Discussion in 'Keep Fit & Maintain Shape' started by sridevi1977, Jan 17, 2017.
I am planning to cover 10000steps a week ,would like to know how do you all track the steps daily.
Use some pedometer apps like steps or pacer
Weekend goals not met . Two get together s on Saturday and a party on Sunday did not help : (. Monday started with me fasting and again had a dinner with loaded carbs.
Today's goals- Drink plenty of water, 6 sets of SN,40 minutes of workout, Track calories in Fitness center(which I dislike),no eating after 7.00 pm and hit bed by 10.00 pm.
Hi Sri @sridevi1977 very happy to see you after a long gap...I took a long break from IL and slowly getting back to our keep fit forum!!! Though I am away from IL, I still hang to weigtloss sigh!!! I started weightloss after my second one completed 11months that is last year, due age, time or weather my metabolism is not that great and not helping me loose weight like before.
I hit a huge plateau (past 6weeks or so), I am just swinging around 60-61ish and quite disappointed!!! and one of the major reason I got back to IL for motivation/challenges/old buddies talk/new yr resolutions or whatever!!! I am very happy to see this thread and would like to join...
@Laks09, @Buds, @SGA, @rmpriya, @sridevi1977, @Shanvy @chocogal26, @pumpkin01, @mahesaran, @mathiravi @melon123 how are you all doing buddies!!!
I need some help to break this!!
Soup +2 brown bread
2roti, dal, mix veg, soup
L S 1 mile walk
After long today I had a controlled diet... And even if less..but still I could fit in some activity to my daily schedule...
@sravanitenali - You have done this before so you can do it again! It's going to take some time to get to pre baby weight. Even last time it must have taken time, you may have plateaued, you probably just don't remember.

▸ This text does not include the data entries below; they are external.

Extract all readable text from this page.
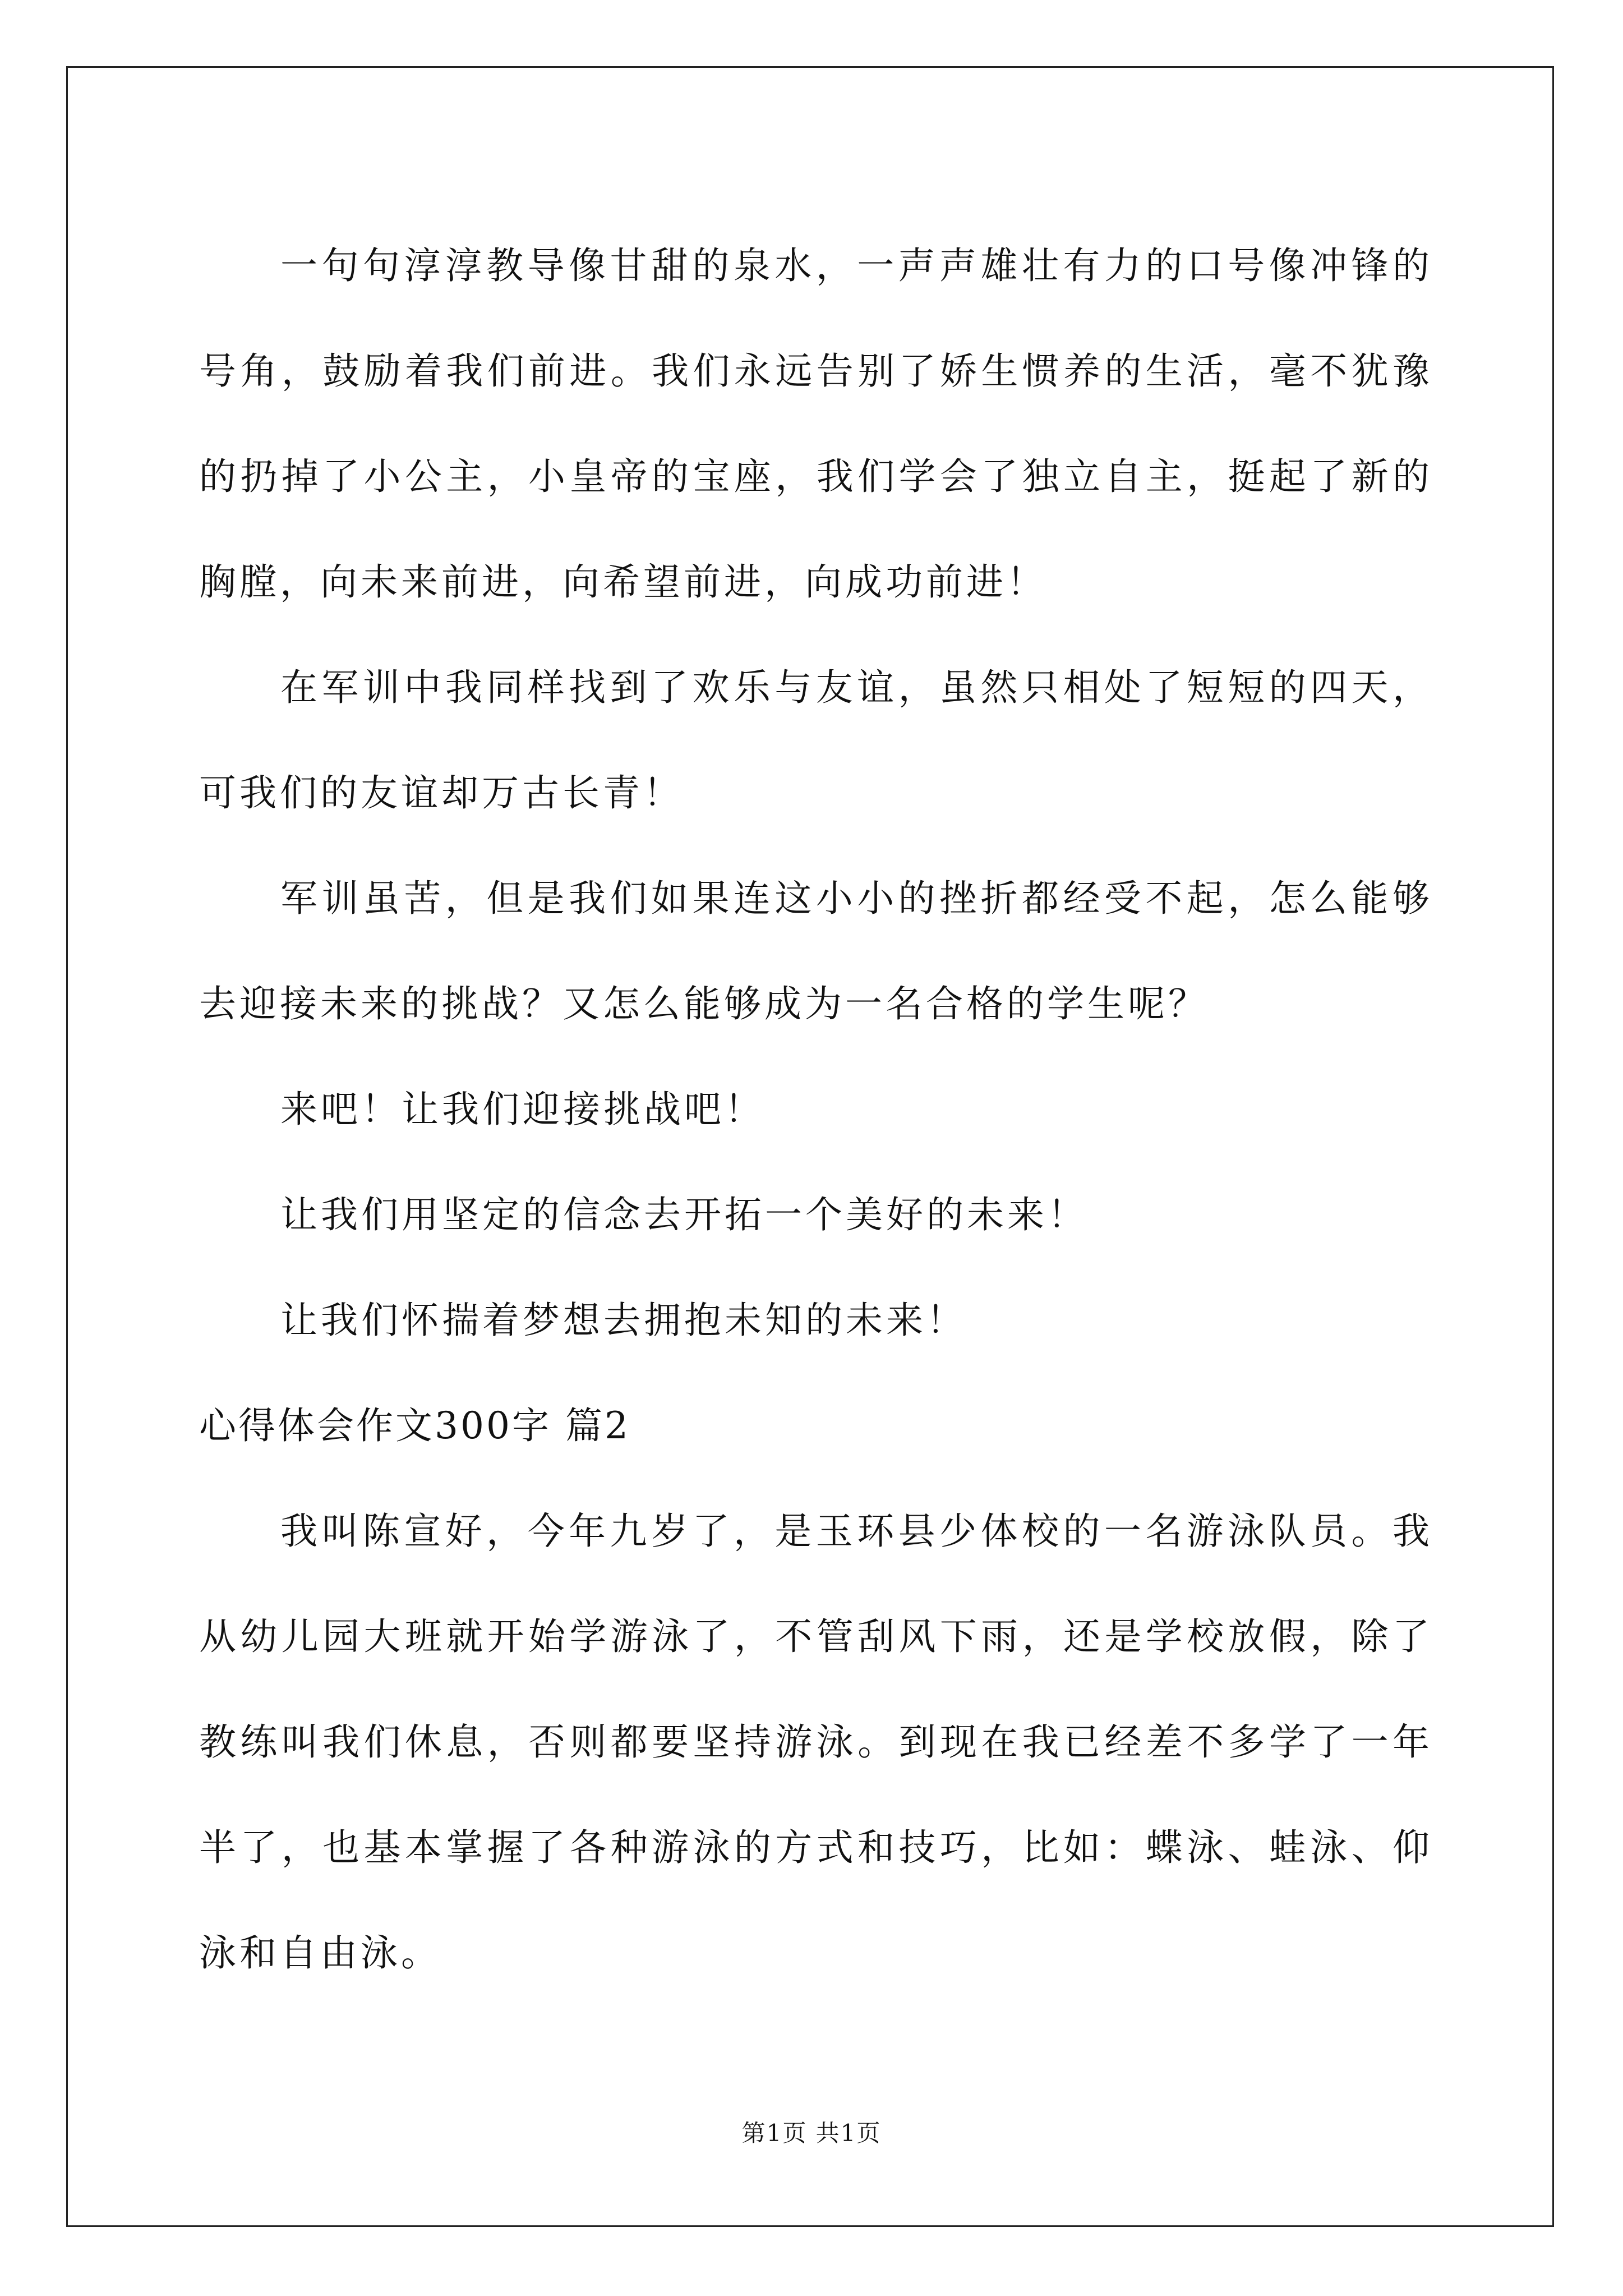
一句句淳淳教导像甘甜的泉水，一声声雄壮有力的口号像冲锋的号角，鼓励着我们前进。我们永远告别了娇生惯养的生活，毫不犹豫的扔掉了小公主，小皇帝的宝座，我们学会了独立自主，挺起了新的胸膛，向未来前进，向希望前进，向成功前进！

在军训中我同样找到了欢乐与友谊，虽然只相处了短短的四天，可我们的友谊却万古长青！

军训虽苦，但是我们如果连这小小的挫折都经受不起，怎么能够去迎接未来的挑战？又怎么能够成为一名合格的学生呢？

来吧！让我们迎接挑战吧！

让我们用坚定的信念去开拓一个美好的未来！

让我们怀揣着梦想去拥抱未知的未来！

心得体会作文300字 篇2

我叫陈宣好，今年九岁了，是玉环县少体校的一名游泳队员。我从幼儿园大班就开始学游泳了，不管刮风下雨，还是学校放假，除了教练叫我们休息，否则都要坚持游泳。到现在我已经差不多学了一年半了，也基本掌握了各种游泳的方式和技巧，比如：蝶泳、蛙泳、仰泳和自由泳。

第1页 共1页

You know all there is to know about kicking plateaus but mix things up a little. Change up your diet and maybe try a different activity. I'm all for variety. Should be hard with two kids but try incorporating something different that you haven't done before. That's enough to kick the plateau sometime. And with diet, you already know, the closer to ideal weight the cleaner it needs to be. Try dropping some carbs and adding protein or give up on refined flours and sugars for a while and see if it helps.

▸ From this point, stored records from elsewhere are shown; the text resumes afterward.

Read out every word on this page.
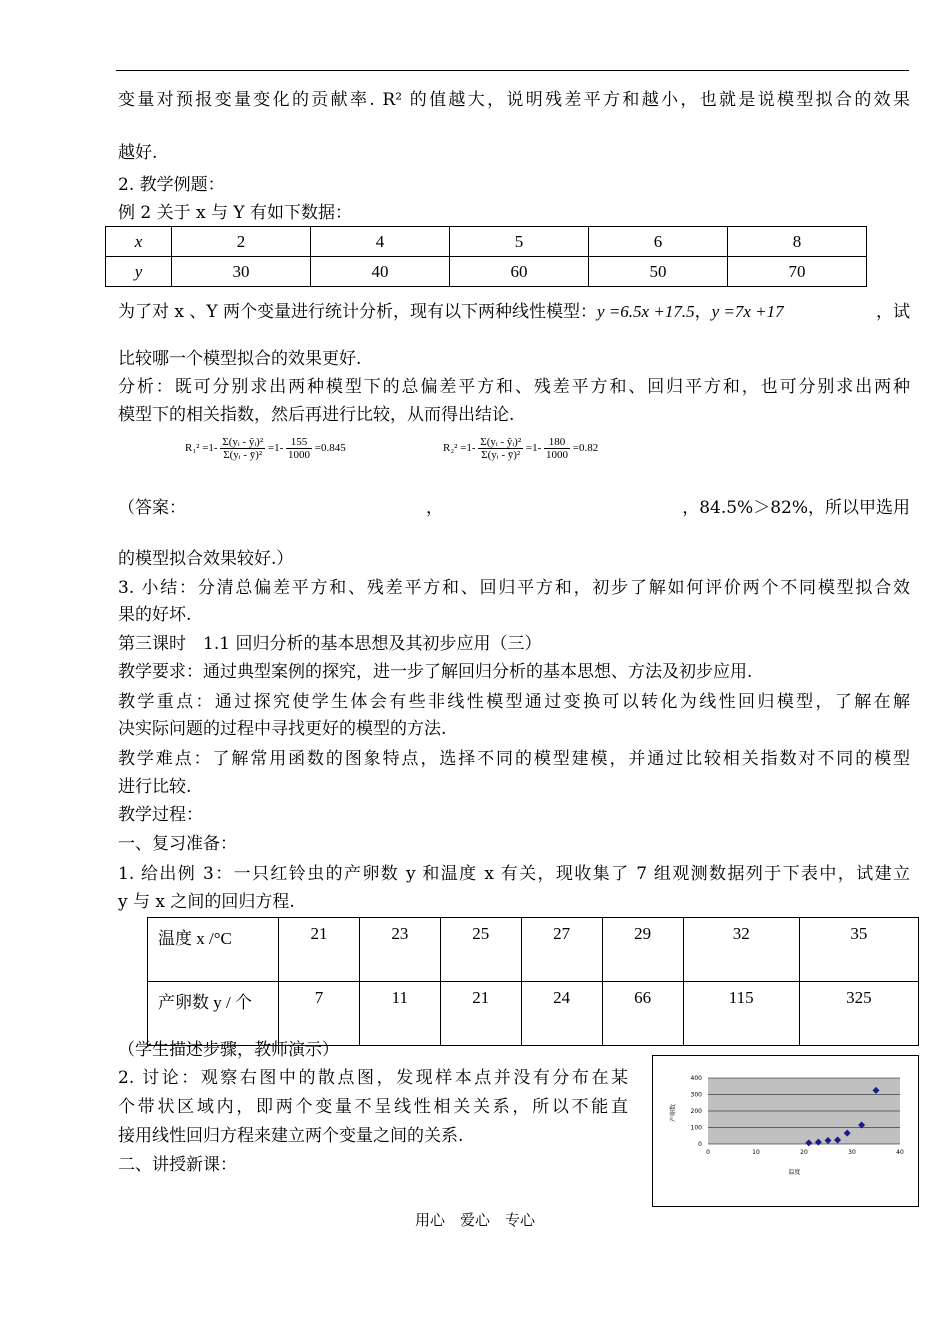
变量对预报变量变化的贡献率. R² 的值越大，说明残差平方和越小，也就是说模型拟合的效果
越好.
2. 教学例题：
例 2 关于 x 与 Y 有如下数据：
x	2	4	5	6	8
y	30	40	60	50	70
为了对 x 、Y 两个变量进行统计分析，现有以下两种线性模型：y =6.5x +17.5，y =7x +17	，试
比较哪一个模型拟合的效果更好.
分析：既可分别求出两种模型下的总偏差平方和、残差平方和、回归平方和，也可分别求出两种
模型下的相关指数，然后再进行比较，从而得出结论.
$R_1^2 =1- \frac{\text{Σ(yᵢ - ŷᵢ)²}}{\text{Σ(yᵢ - ȳ)²}} =1- \frac{155}{1000} =0.845$	$R_2^2 =1- \frac{\text{Σ(yᵢ - ŷᵢ)²}}{\text{Σ(yᵢ - ȳ)²}} =1- \frac{180}{1000} =0.82$
（答案：	，	，84.5%＞82%，所以甲选用
的模型拟合效果较好.）
3. 小结：分清总偏差平方和、残差平方和、回归平方和，初步了解如何评价两个不同模型拟合效
果的好坏.
第三课时　1.1 回归分析的基本思想及其初步应用（三）
教学要求：通过典型案例的探究，进一步了解回归分析的基本思想、方法及初步应用.
教学重点：通过探究使学生体会有些非线性模型通过变换可以转化为线性回归模型，了解在解
决实际问题的过程中寻找更好的模型的方法.
教学难点：了解常用函数的图象特点，选择不同的模型建模，并通过比较相关指数对不同的模型
进行比较.
教学过程：
一、复习准备：
1. 给出例 3：一只红铃虫的产卵数 y 和温度 x 有关，现收集了 7 组观测数据列于下表中，试建立
y 与 x 之间的回归方程.
温度 x /°C	21	23	25	27	29	32	35
产卵数 y / 个	7	11	21	24	66	115	325
（学生描述步骤，教师演示）
2. 讨论：观察右图中的散点图，发现样本点并没有分布在某
个带状区域内，即两个变量不呈线性相关关系，所以不能直
接用线性回归方程来建立两个变量之间的关系.
二、讲授新课：
0
100
200
300
400
0	10	20	30	40
产卵数
温度
用心　爱心　专心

Last week was pretty good.
Last week Goals-
10 k steps 5 days / wk- done
Completed about 55000 steps last week which was usually only 20-30000 previously.
Increase in water intake- 5 glasses per day which was 1-2 glasses previously- so done
Clean eating average with few cheat meals here n there. Reduced outside food completely but still having few homemade snacks n fried food.
Goals for next week-
Meet last week goals
Take atleast one fruit per day
Sleep 1/2 hr early
My update -
No exercise on Jan 21st and Jan 22nd.
Kept a control on diet though - no sweets, no oily foods.
Ate dosas for breakfast on both days.
Ate rice for lunch.
Ate dosas for dinner again (3 paper dosas)
Jan 23rd, 24th,25th were okay - I was able to exercise for 40 minutes. - No sweets on 23rd,24th.
25th - ate 6 chocolate covered almonds.
Today I cheated, I ate one scoop of ice cream - was really tired and low for some reason.
Water intake successful
320 calories burned
Stayed within 1300 -1400cals
Added strength training
27th January goal
Water , 400 cals , 8 SN and add two more asanas , stay within 1300 - 1400 calories,increase strength traIning .
Had Vegetable Biriyani for lunch (3 tablespoons), malai paneer with roti for lunch.
Ate 1/2 tablespoon of cake frosting.
Breakfast - Oats Uttappam (oats + moong dal + carrot)
Did one hour of exercise yesterday(Jan 26th).